Monday, May 01, 2006

Some Smarts for You

Tonight Wes and I were discussing snowflakes, among other things. He told me that when people cut out paper snowflakes, they always cut them out wrong by using squares/rectangles. When I asked why this was, he answered "Because a snowflake doesn't have 4 sides."

DID YOU KNOW THAT SNOWFLAKES ARE HEXAGONAL?

From Wikipedia:

A snowflake always has six lines of symmetry, which arises from the hexagonal crystal structure of ordinary ice (known as ice Ih) along its 'basal' plane. There are, broadly, two possible explanations for the symmetry of snowflakes. Firstly, there could be communication or information transfer between the arms, such that growth in each arm affects the growth in each other arm. Surface tension or phonons are among the ways that such communication could occur. The other explanation, which appears to be the prevalent view, is that the arms of a snowflake grow independently in an environment that is believed to be rapidly varying in temperature, humidity and other atmospherical conditions. This environment is believed to be relatively spatially homogeneous on the scale of a single flake, leading to the arms growing to a high level of visual similarity by responding in identical ways to identical conditions, much in the same way that unrelated trees respond to environmental changes by growing near-identical sets of tree rings.

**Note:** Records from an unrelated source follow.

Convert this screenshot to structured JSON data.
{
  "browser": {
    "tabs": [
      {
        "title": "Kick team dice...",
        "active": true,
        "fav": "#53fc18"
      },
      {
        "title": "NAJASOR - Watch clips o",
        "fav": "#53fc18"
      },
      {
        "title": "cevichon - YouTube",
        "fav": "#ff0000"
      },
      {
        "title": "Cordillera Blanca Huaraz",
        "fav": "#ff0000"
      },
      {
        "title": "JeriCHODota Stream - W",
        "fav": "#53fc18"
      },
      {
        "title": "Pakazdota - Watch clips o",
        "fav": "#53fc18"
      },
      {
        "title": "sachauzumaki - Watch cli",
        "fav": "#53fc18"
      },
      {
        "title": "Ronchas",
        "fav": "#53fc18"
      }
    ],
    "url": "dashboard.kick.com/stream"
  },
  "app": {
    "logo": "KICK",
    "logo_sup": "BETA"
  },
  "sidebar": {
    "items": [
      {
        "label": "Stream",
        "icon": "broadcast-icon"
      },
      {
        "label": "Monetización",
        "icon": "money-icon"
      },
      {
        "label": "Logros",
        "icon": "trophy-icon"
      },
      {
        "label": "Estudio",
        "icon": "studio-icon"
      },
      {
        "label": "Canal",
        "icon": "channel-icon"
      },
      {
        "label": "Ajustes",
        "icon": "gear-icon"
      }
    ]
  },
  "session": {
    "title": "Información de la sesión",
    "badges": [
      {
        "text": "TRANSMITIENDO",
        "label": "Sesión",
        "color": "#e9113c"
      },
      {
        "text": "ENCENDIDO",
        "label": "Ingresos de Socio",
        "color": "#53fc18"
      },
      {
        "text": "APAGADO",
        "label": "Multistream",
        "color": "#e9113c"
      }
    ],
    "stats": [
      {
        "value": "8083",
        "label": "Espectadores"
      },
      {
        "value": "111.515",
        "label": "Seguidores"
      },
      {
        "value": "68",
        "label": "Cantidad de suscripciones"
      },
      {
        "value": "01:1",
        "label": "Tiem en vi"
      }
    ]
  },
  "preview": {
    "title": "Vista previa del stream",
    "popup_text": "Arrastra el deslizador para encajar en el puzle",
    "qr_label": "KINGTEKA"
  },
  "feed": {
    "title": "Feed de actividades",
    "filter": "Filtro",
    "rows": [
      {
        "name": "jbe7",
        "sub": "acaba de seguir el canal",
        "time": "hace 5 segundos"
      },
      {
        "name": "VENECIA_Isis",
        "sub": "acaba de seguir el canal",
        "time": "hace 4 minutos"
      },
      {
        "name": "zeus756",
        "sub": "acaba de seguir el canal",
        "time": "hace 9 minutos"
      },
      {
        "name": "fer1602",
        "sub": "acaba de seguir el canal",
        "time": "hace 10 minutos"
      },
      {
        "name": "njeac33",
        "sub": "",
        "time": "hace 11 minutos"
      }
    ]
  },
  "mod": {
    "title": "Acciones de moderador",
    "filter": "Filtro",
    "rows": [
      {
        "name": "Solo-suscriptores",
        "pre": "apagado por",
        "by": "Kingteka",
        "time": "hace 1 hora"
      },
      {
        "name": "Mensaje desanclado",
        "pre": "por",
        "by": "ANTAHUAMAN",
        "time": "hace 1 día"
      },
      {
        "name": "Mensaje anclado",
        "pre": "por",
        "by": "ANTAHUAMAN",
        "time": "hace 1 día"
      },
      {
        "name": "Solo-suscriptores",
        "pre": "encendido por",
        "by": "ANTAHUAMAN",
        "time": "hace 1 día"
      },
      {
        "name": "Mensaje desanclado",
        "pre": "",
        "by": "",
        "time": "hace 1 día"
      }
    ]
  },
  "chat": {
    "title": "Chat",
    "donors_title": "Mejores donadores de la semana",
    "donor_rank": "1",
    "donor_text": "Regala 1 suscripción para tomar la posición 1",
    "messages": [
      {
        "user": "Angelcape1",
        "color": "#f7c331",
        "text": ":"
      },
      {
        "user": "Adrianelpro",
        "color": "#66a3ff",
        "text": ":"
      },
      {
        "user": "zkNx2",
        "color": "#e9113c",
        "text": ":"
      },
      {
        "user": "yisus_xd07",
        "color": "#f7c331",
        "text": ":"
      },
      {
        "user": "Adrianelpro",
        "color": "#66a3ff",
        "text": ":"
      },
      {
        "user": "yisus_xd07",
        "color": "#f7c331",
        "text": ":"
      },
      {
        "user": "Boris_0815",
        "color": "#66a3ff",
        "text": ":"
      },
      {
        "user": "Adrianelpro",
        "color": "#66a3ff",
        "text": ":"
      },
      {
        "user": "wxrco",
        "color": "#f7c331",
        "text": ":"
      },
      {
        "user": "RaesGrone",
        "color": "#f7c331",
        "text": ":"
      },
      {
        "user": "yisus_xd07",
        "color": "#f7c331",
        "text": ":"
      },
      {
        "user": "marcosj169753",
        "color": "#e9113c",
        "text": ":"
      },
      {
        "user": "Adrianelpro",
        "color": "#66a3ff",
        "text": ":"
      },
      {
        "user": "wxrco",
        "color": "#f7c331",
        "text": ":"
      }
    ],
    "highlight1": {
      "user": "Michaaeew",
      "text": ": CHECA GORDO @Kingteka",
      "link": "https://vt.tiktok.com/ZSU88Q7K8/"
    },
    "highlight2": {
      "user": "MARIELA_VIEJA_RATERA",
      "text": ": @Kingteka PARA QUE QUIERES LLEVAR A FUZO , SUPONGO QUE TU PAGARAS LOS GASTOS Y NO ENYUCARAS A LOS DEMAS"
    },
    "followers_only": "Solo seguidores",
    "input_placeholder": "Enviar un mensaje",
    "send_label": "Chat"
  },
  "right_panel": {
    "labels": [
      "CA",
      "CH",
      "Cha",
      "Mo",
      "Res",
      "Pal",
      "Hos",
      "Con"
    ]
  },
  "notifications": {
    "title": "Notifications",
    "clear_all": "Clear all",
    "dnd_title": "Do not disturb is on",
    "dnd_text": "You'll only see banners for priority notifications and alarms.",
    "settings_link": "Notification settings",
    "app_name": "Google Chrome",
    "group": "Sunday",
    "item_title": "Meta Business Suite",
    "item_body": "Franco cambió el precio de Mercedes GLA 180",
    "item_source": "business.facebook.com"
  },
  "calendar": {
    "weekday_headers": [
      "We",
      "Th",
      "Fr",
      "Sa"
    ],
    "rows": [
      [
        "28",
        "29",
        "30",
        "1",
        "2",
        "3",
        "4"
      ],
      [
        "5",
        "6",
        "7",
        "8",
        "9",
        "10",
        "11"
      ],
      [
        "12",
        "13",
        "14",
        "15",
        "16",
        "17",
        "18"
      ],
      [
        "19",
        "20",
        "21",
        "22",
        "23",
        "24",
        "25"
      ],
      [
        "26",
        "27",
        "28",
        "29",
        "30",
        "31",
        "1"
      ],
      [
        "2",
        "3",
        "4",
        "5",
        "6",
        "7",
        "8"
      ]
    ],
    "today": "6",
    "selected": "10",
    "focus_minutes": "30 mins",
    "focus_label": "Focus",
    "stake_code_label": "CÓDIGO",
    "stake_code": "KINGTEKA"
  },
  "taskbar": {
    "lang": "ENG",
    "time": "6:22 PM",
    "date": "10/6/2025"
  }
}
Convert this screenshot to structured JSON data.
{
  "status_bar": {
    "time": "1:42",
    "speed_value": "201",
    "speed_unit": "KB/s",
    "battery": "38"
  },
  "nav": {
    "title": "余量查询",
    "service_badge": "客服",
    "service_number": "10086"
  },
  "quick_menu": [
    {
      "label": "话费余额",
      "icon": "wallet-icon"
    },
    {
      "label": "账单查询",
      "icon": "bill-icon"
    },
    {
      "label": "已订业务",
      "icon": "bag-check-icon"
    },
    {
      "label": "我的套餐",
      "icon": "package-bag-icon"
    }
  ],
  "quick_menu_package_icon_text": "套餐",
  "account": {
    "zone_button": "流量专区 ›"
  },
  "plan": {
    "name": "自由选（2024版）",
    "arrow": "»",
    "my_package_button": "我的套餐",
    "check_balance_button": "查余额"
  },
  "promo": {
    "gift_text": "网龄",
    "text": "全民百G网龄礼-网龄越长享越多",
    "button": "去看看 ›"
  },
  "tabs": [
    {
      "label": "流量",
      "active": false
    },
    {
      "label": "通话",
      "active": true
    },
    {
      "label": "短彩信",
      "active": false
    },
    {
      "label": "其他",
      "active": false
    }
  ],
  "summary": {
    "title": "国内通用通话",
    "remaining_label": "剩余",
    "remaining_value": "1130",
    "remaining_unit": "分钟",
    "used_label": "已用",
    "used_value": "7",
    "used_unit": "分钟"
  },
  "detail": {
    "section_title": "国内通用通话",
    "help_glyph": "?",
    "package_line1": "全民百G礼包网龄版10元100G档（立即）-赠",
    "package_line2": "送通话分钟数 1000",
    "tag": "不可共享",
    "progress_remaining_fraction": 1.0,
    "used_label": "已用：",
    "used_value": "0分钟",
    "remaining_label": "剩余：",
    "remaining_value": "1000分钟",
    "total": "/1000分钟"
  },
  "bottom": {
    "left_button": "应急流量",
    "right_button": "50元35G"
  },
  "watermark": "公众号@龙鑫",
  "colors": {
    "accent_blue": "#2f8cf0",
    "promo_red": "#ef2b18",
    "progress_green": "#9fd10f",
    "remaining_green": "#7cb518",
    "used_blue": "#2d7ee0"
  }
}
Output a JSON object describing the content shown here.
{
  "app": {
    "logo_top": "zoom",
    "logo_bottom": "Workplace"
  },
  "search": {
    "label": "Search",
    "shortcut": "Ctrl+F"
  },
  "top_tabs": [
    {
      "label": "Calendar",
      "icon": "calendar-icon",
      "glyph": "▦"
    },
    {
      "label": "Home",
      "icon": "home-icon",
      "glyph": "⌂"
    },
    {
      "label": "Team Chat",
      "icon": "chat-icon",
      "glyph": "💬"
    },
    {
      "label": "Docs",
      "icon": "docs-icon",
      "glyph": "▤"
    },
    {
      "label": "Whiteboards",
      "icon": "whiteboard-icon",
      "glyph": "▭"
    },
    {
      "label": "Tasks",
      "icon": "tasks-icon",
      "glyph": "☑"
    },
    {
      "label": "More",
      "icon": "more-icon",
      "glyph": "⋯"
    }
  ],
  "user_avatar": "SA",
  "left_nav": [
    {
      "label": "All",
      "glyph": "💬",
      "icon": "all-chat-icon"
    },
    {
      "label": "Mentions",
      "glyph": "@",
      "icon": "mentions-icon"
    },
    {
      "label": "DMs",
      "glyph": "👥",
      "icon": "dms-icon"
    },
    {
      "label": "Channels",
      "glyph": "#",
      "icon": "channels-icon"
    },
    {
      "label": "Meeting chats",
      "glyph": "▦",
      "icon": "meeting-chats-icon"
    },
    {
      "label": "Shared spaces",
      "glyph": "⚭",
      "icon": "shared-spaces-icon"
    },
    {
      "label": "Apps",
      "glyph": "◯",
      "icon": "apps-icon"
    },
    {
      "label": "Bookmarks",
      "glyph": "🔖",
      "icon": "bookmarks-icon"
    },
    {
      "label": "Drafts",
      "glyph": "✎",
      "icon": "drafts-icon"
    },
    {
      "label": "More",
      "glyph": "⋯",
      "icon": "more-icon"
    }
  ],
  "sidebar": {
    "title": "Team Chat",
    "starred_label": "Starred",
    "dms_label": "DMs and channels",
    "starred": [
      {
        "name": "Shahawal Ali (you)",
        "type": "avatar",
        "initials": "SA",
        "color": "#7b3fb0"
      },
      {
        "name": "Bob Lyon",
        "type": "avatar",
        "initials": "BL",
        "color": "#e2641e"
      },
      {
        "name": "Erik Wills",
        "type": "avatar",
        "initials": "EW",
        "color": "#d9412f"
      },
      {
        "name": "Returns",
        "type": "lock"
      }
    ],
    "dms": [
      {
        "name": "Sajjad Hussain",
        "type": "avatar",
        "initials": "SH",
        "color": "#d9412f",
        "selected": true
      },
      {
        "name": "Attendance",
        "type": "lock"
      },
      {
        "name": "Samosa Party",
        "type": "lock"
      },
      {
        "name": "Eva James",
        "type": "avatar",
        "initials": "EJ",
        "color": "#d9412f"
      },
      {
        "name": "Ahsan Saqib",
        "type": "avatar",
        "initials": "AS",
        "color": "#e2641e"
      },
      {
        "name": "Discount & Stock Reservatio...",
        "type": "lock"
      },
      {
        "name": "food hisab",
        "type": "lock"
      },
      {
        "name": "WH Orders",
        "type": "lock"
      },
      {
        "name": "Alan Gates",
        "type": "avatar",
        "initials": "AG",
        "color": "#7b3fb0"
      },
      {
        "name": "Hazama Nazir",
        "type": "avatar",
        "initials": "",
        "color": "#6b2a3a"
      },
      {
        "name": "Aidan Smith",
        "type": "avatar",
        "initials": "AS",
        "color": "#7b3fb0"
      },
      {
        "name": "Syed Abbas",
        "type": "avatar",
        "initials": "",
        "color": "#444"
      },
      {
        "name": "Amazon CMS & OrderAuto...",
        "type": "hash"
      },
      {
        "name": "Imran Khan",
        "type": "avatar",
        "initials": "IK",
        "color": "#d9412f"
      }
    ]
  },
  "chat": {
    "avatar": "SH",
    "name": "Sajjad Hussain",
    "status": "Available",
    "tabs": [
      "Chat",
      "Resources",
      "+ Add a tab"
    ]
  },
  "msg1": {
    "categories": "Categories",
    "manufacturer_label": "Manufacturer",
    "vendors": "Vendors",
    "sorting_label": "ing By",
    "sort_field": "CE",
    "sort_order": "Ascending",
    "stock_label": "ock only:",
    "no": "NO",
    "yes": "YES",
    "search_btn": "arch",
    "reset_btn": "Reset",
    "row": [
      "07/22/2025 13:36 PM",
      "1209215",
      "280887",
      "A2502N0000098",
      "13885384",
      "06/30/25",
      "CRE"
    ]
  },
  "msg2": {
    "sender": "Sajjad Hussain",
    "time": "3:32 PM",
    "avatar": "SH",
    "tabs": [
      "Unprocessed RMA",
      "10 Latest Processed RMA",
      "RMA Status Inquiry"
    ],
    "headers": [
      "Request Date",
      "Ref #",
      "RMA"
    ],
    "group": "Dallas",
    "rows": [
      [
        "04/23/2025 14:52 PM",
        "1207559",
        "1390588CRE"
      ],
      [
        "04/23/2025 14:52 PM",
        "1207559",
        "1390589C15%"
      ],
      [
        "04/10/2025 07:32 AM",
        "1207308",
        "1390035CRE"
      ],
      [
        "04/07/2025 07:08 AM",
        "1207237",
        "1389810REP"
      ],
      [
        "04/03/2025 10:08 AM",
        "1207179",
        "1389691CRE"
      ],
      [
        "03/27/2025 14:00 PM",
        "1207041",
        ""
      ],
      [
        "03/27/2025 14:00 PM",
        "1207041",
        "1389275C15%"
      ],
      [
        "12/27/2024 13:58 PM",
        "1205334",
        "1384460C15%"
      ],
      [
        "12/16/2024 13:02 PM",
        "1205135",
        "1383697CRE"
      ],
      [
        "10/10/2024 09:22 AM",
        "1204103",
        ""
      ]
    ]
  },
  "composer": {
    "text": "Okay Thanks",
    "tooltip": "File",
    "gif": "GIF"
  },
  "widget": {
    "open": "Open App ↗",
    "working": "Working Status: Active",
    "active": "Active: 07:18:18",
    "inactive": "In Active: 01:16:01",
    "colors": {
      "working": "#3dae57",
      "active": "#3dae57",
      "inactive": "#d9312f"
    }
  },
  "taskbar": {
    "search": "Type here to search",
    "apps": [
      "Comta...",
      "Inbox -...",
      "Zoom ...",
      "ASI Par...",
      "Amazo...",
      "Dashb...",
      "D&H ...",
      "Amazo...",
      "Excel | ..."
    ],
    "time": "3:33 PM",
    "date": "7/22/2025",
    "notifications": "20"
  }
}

However, the concept that no two snowflakes are alike is not necessarily true. Strictly speaking, it is extremely unlikely for any two objects in the universe to contain an identical molecular structure; but, there are, nonetheless, no known scientific laws which prevent it. In a more pragmatic sense, it's more likely, albeit not much more, that a pair of snowflakes are visually identical if their environments were similar enough, either because they grew very near one another, or simply by chance.

The American Meteorological Society has reported that matching snow crystals were discovered by Nancy Knight of the National Center for Atmospheric Research. The crystals were not flakes in the usual sense but rather hollow hexagonal prisms.